An example of activating the configuration:
2020-03-27 14:33:07,console-admin@127.0.0.1:0,configuration,activate-config,success,RunVersion=12,,.
HTTP Headers
When audit-http is enabled and detail-level is set to brief, the following is an example log from a Web GUI HTTP request:
2019-11-22 12:11:44,10.0.0.1:49026,http,10.0.0.3:81,"POST /egi/acmePacketWebService HTTP/1.1",200,"http://10.0.0.3:81/","Mozilla/5.0 (X11; Linux x86_64; rv:52.0) Gecko/20100101 Firefox/52.0",
And the following is an example log from a REST request:
2019-11-22 14:47:29,10.0.0.4:59296,http,10.0.0.3:8443,"POST /rest/v1.0/auth/token HTTP/1.1",200,,"curl/7.29.0",
Configure the Audit Log
The single instance audit-logging configuration element enables, sizes, and locates the audit log within the local file structure. It also specifies the conditions that trigger transfer of the log to one or more SFTP servers.
Example 1-1 Example Configuration
A sample audit log configuration appears below:
ORACLE(audit-logging)# state enabled
ORACLE(audit-logging)# file-transfer-time 1
ORACLE(audit-logging)# percentage-full 0
ORACLE(audit-logging)# max-file-size 0
ORACLE(audit-logging)# audit-http enabled
This configuration allocates 32MB (the default value) for audit logging HTTP headers in brief mode.
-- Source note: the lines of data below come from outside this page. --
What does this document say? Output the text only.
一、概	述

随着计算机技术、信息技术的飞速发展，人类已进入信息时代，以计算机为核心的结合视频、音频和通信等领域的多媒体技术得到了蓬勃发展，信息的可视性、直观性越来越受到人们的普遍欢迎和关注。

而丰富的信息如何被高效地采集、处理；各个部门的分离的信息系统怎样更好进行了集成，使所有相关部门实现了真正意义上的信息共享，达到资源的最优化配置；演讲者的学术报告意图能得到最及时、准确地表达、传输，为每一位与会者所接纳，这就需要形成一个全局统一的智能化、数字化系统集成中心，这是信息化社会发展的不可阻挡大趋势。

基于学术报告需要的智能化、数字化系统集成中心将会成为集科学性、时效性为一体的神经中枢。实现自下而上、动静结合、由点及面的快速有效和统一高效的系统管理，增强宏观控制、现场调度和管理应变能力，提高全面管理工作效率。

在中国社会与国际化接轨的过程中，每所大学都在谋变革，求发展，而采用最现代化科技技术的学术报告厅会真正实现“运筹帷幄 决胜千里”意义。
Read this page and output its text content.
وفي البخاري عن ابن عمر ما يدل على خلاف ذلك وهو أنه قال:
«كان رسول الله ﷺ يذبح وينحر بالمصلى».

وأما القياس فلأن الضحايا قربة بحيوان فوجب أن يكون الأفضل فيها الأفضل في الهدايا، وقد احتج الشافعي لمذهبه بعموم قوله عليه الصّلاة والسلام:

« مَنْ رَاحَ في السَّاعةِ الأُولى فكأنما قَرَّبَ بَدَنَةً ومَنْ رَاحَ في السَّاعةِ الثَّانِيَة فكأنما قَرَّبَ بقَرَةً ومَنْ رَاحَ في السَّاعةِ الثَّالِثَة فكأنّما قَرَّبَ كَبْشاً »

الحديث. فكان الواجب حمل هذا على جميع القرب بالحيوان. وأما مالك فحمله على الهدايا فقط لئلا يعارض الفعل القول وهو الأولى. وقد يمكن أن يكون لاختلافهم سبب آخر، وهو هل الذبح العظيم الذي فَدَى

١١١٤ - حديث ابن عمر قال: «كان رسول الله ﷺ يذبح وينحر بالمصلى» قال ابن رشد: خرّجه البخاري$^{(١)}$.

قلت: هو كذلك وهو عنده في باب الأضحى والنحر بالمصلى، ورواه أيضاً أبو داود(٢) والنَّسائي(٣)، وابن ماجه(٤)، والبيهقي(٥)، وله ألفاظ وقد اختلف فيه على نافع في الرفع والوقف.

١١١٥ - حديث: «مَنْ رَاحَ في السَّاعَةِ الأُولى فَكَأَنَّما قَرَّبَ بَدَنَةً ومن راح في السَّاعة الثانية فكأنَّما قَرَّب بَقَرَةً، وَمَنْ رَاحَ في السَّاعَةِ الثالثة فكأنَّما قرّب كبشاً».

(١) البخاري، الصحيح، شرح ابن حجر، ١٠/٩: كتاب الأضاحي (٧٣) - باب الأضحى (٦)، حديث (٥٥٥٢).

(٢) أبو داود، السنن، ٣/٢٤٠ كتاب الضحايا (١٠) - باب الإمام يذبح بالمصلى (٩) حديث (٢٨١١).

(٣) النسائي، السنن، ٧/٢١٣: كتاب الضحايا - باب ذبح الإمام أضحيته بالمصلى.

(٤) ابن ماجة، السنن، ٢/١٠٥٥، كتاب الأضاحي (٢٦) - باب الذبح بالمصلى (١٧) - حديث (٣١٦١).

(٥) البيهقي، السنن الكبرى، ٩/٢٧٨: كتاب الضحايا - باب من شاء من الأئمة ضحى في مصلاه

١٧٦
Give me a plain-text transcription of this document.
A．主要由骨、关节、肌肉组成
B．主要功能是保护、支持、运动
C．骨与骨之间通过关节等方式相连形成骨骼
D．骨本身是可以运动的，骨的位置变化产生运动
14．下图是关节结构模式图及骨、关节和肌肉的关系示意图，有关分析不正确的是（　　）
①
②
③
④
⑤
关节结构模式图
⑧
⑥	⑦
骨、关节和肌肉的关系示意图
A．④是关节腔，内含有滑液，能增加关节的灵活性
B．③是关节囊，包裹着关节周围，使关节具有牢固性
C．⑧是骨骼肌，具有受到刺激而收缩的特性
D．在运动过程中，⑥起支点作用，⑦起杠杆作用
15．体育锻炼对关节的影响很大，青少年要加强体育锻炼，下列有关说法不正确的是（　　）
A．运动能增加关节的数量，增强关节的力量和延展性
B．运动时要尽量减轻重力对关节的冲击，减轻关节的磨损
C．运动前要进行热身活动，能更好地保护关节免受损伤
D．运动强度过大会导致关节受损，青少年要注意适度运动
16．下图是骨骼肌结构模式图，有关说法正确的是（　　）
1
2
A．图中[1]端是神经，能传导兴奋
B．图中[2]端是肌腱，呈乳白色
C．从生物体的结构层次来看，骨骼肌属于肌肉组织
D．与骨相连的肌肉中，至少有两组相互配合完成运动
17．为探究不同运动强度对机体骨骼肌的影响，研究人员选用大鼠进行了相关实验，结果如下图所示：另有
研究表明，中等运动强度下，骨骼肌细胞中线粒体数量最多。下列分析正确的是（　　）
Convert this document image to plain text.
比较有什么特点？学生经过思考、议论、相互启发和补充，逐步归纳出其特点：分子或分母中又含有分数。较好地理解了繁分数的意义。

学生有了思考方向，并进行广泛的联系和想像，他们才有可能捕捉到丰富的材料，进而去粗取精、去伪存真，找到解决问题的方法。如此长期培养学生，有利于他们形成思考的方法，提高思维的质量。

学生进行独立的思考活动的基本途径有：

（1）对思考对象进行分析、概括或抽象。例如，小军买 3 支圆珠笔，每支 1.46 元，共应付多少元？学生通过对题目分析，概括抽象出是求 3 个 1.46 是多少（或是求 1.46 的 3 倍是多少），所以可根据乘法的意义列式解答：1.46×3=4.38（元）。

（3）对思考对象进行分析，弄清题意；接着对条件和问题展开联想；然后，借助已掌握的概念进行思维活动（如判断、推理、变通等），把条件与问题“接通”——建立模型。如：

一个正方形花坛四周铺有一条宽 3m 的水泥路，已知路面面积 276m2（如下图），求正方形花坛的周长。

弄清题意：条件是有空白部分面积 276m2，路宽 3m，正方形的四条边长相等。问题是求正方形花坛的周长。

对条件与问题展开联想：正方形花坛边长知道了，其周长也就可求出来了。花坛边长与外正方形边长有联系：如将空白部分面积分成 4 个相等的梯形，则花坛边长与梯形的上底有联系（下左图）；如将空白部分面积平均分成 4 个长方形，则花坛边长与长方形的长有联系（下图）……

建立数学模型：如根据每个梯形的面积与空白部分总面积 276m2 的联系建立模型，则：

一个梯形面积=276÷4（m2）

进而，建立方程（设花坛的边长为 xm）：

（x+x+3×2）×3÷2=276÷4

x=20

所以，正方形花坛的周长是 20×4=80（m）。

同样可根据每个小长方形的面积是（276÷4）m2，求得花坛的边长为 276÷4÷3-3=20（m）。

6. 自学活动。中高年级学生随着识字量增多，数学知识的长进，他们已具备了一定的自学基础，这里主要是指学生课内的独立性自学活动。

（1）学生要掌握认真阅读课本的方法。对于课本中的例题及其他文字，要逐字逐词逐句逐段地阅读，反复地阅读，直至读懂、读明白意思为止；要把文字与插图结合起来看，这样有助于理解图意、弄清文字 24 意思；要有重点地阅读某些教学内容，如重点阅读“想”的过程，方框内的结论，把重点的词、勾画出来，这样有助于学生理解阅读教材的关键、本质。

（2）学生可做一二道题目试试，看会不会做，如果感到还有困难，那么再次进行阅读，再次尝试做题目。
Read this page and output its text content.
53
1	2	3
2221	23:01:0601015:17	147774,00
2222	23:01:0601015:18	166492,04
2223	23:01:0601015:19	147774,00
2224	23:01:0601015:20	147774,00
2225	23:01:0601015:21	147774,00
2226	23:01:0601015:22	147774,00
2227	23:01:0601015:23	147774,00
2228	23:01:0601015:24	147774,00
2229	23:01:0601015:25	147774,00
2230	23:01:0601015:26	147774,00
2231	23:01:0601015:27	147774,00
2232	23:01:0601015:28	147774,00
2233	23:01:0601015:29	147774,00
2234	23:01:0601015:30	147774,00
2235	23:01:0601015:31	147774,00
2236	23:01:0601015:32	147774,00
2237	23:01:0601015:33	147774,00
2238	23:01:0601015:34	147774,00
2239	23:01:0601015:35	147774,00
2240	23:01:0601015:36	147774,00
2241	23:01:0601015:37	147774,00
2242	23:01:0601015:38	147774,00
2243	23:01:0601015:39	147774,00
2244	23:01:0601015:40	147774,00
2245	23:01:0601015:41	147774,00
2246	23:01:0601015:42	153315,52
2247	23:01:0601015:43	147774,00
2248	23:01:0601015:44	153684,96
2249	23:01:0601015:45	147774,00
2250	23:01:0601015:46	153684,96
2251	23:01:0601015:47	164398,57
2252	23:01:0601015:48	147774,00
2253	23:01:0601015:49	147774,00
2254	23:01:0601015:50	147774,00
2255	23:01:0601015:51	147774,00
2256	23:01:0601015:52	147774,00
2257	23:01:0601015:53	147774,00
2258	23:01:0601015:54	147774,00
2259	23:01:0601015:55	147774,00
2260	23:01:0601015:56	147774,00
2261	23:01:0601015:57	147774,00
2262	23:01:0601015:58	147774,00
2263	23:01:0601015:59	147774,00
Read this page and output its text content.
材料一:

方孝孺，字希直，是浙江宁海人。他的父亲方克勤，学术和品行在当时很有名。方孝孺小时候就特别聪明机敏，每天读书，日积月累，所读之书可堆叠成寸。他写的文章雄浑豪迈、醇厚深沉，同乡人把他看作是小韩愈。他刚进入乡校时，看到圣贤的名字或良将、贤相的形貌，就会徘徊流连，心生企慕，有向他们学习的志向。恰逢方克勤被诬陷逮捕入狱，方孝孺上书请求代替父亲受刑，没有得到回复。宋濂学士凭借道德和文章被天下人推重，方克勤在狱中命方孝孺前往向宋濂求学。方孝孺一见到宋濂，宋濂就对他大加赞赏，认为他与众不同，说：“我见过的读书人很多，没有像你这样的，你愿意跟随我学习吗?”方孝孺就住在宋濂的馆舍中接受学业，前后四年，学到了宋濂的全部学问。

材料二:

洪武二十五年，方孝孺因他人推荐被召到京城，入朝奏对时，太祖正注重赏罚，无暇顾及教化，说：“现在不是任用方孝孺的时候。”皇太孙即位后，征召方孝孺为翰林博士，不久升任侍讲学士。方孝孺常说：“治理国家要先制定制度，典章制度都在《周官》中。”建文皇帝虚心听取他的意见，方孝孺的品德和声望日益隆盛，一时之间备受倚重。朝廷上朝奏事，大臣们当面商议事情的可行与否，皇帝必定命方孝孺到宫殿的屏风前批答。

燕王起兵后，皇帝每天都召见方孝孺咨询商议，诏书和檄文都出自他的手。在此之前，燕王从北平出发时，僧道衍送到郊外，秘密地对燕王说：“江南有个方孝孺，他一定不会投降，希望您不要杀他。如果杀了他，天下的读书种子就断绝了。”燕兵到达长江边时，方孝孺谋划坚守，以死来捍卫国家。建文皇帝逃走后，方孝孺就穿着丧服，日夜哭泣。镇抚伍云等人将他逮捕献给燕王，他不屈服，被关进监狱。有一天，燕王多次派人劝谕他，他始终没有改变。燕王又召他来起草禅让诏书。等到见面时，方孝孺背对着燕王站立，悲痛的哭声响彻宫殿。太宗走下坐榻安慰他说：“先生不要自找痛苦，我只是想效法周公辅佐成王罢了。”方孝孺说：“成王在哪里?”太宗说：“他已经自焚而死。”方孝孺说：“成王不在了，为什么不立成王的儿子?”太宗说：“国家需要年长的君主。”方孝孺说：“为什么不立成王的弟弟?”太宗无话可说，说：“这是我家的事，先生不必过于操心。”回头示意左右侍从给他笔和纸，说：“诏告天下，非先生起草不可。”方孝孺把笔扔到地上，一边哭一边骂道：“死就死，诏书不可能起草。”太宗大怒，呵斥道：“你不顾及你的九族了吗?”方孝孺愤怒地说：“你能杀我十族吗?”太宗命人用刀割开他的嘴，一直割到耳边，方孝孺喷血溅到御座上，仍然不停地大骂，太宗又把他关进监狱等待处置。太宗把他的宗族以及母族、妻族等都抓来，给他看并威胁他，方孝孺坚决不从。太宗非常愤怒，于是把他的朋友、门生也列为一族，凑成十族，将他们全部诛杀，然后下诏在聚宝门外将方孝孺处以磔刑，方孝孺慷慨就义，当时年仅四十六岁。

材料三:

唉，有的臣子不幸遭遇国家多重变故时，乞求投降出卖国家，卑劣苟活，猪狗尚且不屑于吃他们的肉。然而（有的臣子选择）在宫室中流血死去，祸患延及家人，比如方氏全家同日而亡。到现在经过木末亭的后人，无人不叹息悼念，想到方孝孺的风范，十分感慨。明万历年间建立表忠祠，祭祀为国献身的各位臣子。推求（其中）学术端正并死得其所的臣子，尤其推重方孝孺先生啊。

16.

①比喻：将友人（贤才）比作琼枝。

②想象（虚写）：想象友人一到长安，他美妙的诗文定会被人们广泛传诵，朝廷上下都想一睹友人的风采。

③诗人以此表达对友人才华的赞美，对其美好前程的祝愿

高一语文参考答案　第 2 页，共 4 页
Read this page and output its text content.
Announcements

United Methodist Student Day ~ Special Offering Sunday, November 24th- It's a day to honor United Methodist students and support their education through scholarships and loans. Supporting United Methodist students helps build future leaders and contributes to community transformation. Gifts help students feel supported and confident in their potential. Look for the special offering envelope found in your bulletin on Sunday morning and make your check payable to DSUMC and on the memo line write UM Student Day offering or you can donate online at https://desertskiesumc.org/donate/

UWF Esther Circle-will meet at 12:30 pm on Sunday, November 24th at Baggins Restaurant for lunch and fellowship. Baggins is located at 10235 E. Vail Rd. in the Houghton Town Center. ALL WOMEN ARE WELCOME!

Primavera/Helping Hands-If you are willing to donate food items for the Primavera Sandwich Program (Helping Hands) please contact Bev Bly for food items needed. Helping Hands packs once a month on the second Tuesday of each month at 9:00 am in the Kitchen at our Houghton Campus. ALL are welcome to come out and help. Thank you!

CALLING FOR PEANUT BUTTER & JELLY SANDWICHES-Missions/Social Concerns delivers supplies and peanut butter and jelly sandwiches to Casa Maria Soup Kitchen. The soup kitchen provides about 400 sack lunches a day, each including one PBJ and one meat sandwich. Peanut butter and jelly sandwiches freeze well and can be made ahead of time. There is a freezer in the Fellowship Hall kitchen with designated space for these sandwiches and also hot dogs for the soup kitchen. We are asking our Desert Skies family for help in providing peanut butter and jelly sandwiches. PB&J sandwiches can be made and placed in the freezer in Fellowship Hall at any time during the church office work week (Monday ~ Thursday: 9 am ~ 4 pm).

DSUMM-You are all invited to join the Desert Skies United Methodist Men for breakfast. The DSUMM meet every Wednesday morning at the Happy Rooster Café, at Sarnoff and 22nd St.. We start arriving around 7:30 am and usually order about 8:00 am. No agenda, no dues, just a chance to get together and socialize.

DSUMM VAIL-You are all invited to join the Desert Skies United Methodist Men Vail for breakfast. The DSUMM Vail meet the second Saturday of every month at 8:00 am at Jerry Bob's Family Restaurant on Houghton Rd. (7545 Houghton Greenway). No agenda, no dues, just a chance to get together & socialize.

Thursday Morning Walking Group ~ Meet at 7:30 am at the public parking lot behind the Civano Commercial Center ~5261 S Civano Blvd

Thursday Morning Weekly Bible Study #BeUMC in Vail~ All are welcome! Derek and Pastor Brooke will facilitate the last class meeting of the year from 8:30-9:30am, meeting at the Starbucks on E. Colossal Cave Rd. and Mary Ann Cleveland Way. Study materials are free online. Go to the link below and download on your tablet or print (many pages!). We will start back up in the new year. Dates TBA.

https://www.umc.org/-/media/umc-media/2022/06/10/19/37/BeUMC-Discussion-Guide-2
Audit log transfer to a configured SFTP server or servers occurs on an hourly schedule; other transfer triggers are disabled.
Configure SFTP Audit Log Transfer
Prior to using SFTP-enabled file transfer, import a copy of the SFTP server’s host key as a known host on the SBC. Then export the SBC's public key and add it to the authorized_keys file of the SFTP server.
- Add the SBC's public key to the
authorized_keys file on the SFTP server.
- Import the SFTP server's host key into the SBC.
Configuring SFTP Servers
The multi-instance push-receiver configuration element identifies remote SFTP servers that receive audit log transfers.
Audit Log Alarms and Traps
Three audit log alarms and traps are provided to report significant or anomalous audit log activity.
The ALARM_AUDIT_LOG_FULL trap/alarm is generated in response to (1) the expiration of the file-transfer-time interval, (2) the crossing of the percentage-full threshold, or (3) the crossing of the max-file-size threshold. This trap/alarm is cleared when storage apace becomes available, generally upon successful transfer of the audit log to a remote SFTP server or servers.
The ALARM_ADMIN_AUDIT_PUSH_FAIL trap/alarm is generated in response to failure to transfer the audit log to a designated SFTP server. This trap/alarm is cleared when a subsequent transfer to the same recipient succeeds.
The ALARM_AUDIT_WRITE_FAILED trap/alarm is generated in response to failure to record an auditable event in the audit log. This trap/alarm is cleared when a subsequent write succeeds.